🤖 AI Summary
Prior work lacks empirical evidence comparing AI coding agents and human developers on real-world performance optimization tasks. Method: We conduct the first large-scale empirical study using the AIDev dataset, analyzing 324 AI agent pull requests (PRs) and 83 human PRs via chi-square tests, PR metadata mining, code change pattern classification, and manual annotation. Contribution/Results: (1) AI agents exhibit significantly lower performance verification rates than humans (45.7% vs. 63.6%, *p* = 0.007), revealing a systemic verification deficit; (2) their optimization strategies closely align with human patterns, indicating reliability at the strategic level. This work establishes the first empirically grounded benchmark for AI agents in performance optimization, identifies “verification gap” as the critical trust bottleneck, and provides both theoretical foundations and practical pathways toward building verifiable, trustworthy AI code optimizers.
📝 Abstract
Performance optimization is a critical yet challenging aspect of software development, often requiring a deep understanding of system behavior, algorithmic tradeoffs, and careful code modifications.
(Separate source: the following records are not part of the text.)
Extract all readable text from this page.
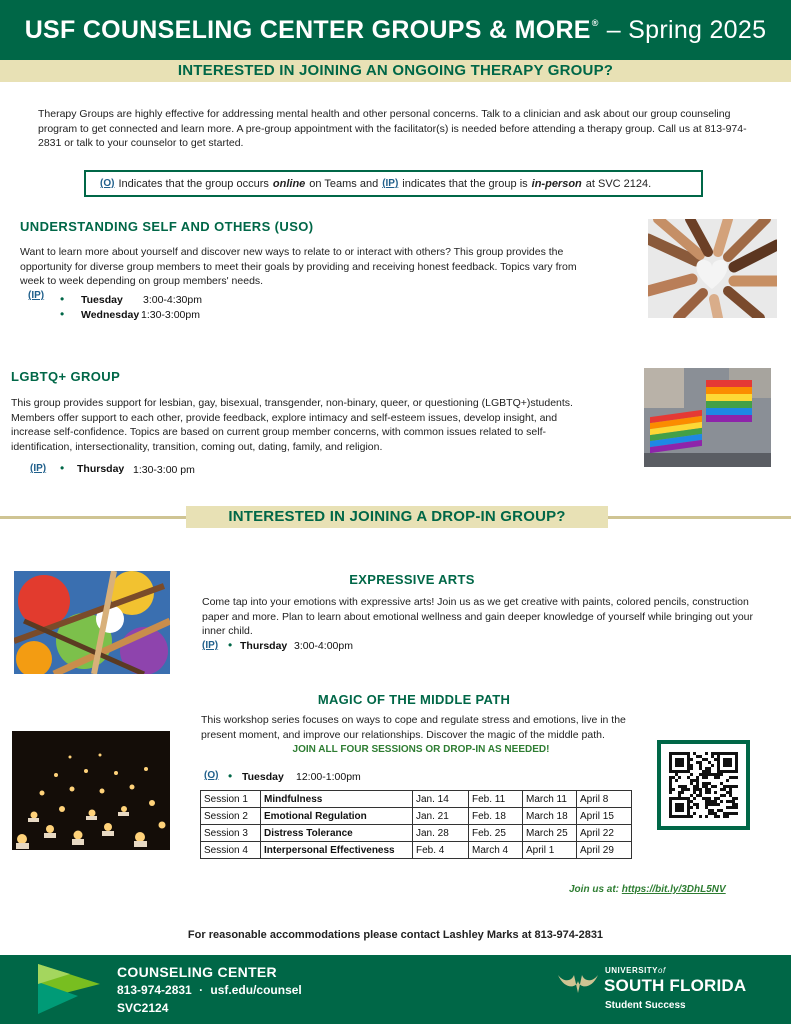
USF COUNSELING CENTER GROUPS & MORE® – Spring 2025
INTERESTED IN JOINING AN ONGOING THERAPY GROUP?

Therapy Groups are highly effective for addressing mental health and other personal concerns. Talk to a clinician and ask about our group counseling program to get connected and learn more. A pre-group appointment with the facilitator(s) is needed before attending a therapy group. Call us at 813-974-2831 or talk to your counselor to get started.

(O) Indicates that the group occurs online on Teams and (IP) indicates that the group is in-person at SVC 2124.
UNDERSTANDING SELF AND OTHERS (USO)

Want to learn more about yourself and discover new ways to relate to or interact with others? This group provides the opportunity for diverse group members to meet their goals by providing and receiving honest feedback. Topics vary from week to week depending on group members' needs.

(IP) • Tuesday 3:00-4:30pm
• Wednesday 1:30-3:00pm
LGBTQ+ GROUP

This group provides support for lesbian, gay, bisexual, transgender, non-binary, queer, or questioning (LGBTQ+)students. Members offer support to each other, provide feedback, explore intimacy and self-esteem issues, develop insight, and increase self-confidence. Topics are based on current group member concerns, with common issues related to self-identification, intersectionality, transition, coming out, dating, family, and religion.

(IP) • Thursday 1:30-3:00 pm
INTERESTED IN JOINING A DROP-IN GROUP?
EXPRESSIVE ARTS

Come tap into your emotions with expressive arts! Join us as we get creative with paints, colored pencils, construction paper and more. Plan to learn about emotional wellness and gain deeper knowledge of yourself while bringing out your inner child.

(IP) • Thursday 3:00-4:00pm
MAGIC OF THE MIDDLE PATH

This workshop series focuses on ways to cope and regulate stress and emotions, live in the present moment, and improve our relationships. Discover the magic of the middle path.

JOIN ALL FOUR SESSIONS OR DROP-IN AS NEEDED!
(O) • Tuesday 12:00-1:00pm
Session 1	Mindfulness	Jan. 14	Feb. 11	March 11	April 8
Session 2	Emotional Regulation	Jan. 21	Feb. 18	March 18	April 15
Session 3	Distress Tolerance	Jan. 28	Feb. 25	March 25	April 22
Session 4	Interpersonal Effectiveness	Feb. 4	March 4	April 1	April 29
Join us at: https://bit.ly/3DhL5NV
For reasonable accommodations please contact Lashley Marks at 813-974-2831
COUNSELING CENTER
813-974-2831 · usf.edu/counsel
SVC2124
UNIVERSITYof
SOUTH FLORIDA
Student Success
Although recent advances in AI coding agents have accelerated code generation and bug fixing, little is known about how these agents perform on real-world performance optimization tasks. We present the first empirical study comparing agent- and human-authored performance optimization commits, analyzing 324 agent-generated and 83 human-authored PRs from the AIDev dataset across adoption, maintainability, optimization patterns, and validation practices. We find that AI-authored performance PRs are less likely to include explicit performance validation than human-authored PRs (45.7% vs. 63.6%, $p=0.007$). In addition, AI-authored PRs largely use the same optimization patterns as humans. We further discuss limitations and opportunities for advancing agentic code optimization.